Engineers Scramble As Satellite Goes Silent

satellite

NASA Engineers went into extreme anxiety mode when their latest and greatest CAPSTONE satellite stopped talking to them. Everything seemed to be going perfect for the photon drive spacecraft, right up to the moment of abrupt failure. Instantly, they started scrambling for a solution. Thankfully, on Wednesday, they were able to start breathing again when their microwave-size cubesat came back online.
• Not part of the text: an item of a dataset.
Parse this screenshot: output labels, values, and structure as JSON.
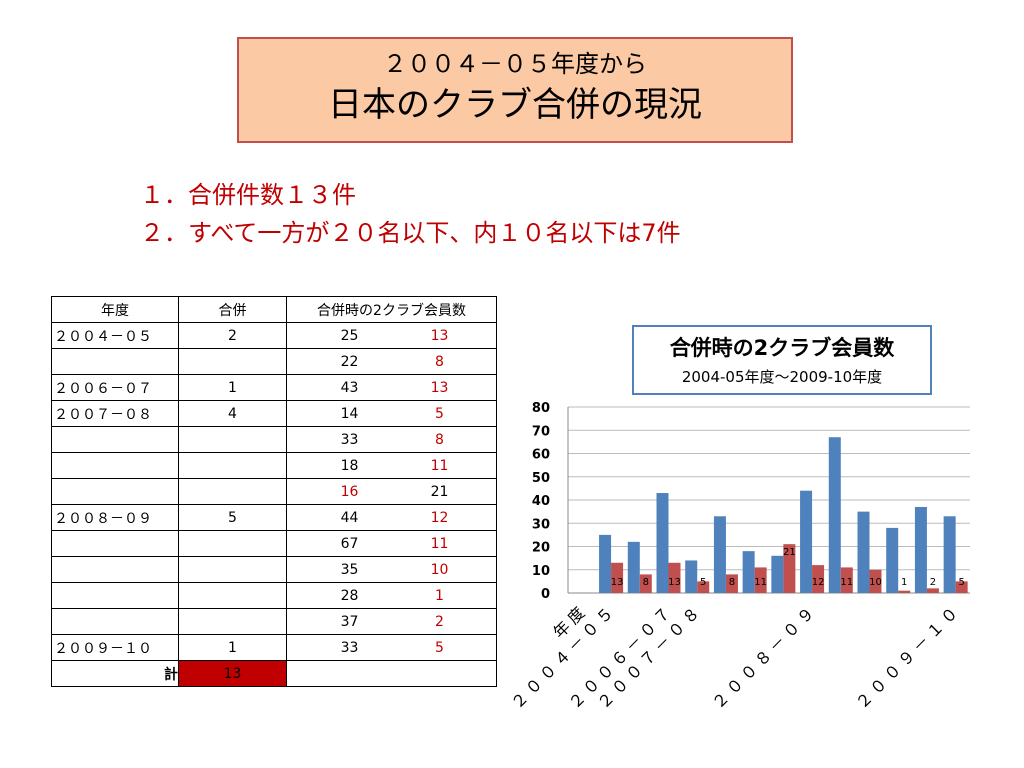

Details, they promise, will follow soon.

Satellite goes disappointingly dark

Engineers at Advance Space, the Colorado-based company operating the CAPSTONE project for NASA, were extremely disappointed to lose contact with their important new satellite on Monday, July 4. They weren’t sure if their multi-million dollar advanced science project had become a 55-pound hunk of space debris. They kept their fingers crossed that it would turn out to be something simple and easy to fix. We still aren’t sure if it came back on it’s own or whether it was a software patch from the ground. Whatever it was turned out to be successful.

An update provided just before submission notes: “Both the agency and the company said the root cause of the communications malfunction remains under investigation. After troubleshooting, controllers received a signal from the spacecraft at 9:26 a.m. Eastern and full telemetry from it nearly an hour later, confirming that the spacecraft was in good condition.” It further explains: “‘Through the work over the last day, the team has high confidence that the issue has been cleared and through changes to the configuration and operations it will not happen again,’ Advanced Space said in a statement about the spacecraft’s status. NASA, in its own statement, said the loss of contact ‘was triggered during commissioning activities of the communications system’ based on ground-based testing.
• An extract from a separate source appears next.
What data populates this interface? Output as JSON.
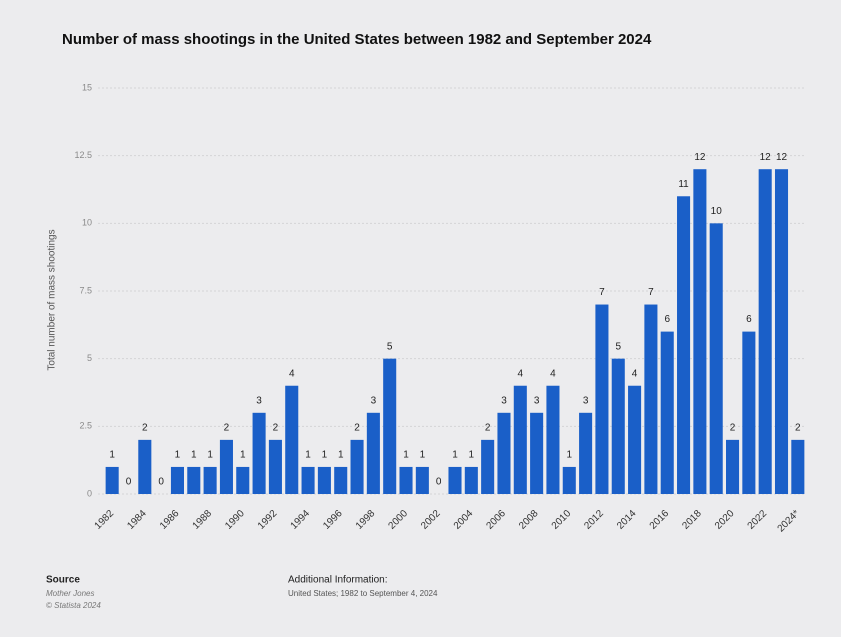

We have re-established communications with CAPSTONE. The spacecraft is looking happy and healthy. More details to come,” Advanced Space tweeted Wednesday.

Cubesats are off the shelf satellite configuration boxes which can be customized for whatever task they need to perform. This one was shipped to Earth orbit by Rocket Lab on one of their Electron booster rockets. That part worked just great.

On June 28, it reached orbit “then spent a week spiraling farther and farther away from our planet via occasional Photon engine burns.” The final kick pushed it over the gravity hump.

That’s when the CAPSTONE satellite module separated from the second stage “spacecraft bus,” to coast gradually into it’s eventual lunar orbit. Photon engines were once to be found only in the pages of science fiction.

Several big milestones

Even when the satellite wasn’t talking and they weren’t sure if it had been captured by aliens or hit by cosmic rays or something, the engineers were patting themselves on the back for “several other big milestones in quick succession.

The craft “deployed its solar arrays as planned.” That’s a tricky part where all sorts of things can go wrong. Then, they had to get the onboard propulsion system ready for “its first engine burn.”

CAPSTONE radioed back to the mission team twice through “NASA’s Deep Space Network shortly after separation, but it then went dark, for reasons that remain mysterious.

As engineers scrambled to regain communication, they had to put a course correction burn on hold. They explain that on this run they have more time to adjust because their satellite is basically sailing to the moon. As long as the correction gets made in a few days, they’re fine. It’s not expected to reach it’s destination until November 13.

Once it gets there, assuming it’s still talking, it’s mission is to occupy a “near rectilinear halo orbit around the moon.” That’s a highly egg shaped path and it’s the same one NASA picked for the planned “Gateway” space station. Fans of Frederik Pohl chuckle over the name every time they hear it.

This satellite is important because “no spacecraft has ever occupied a lunar NRHO, and CAPSTONE is tasked with verifying its stability for Gateway, which is a key part of NASA’s Artemis program of moon exploration.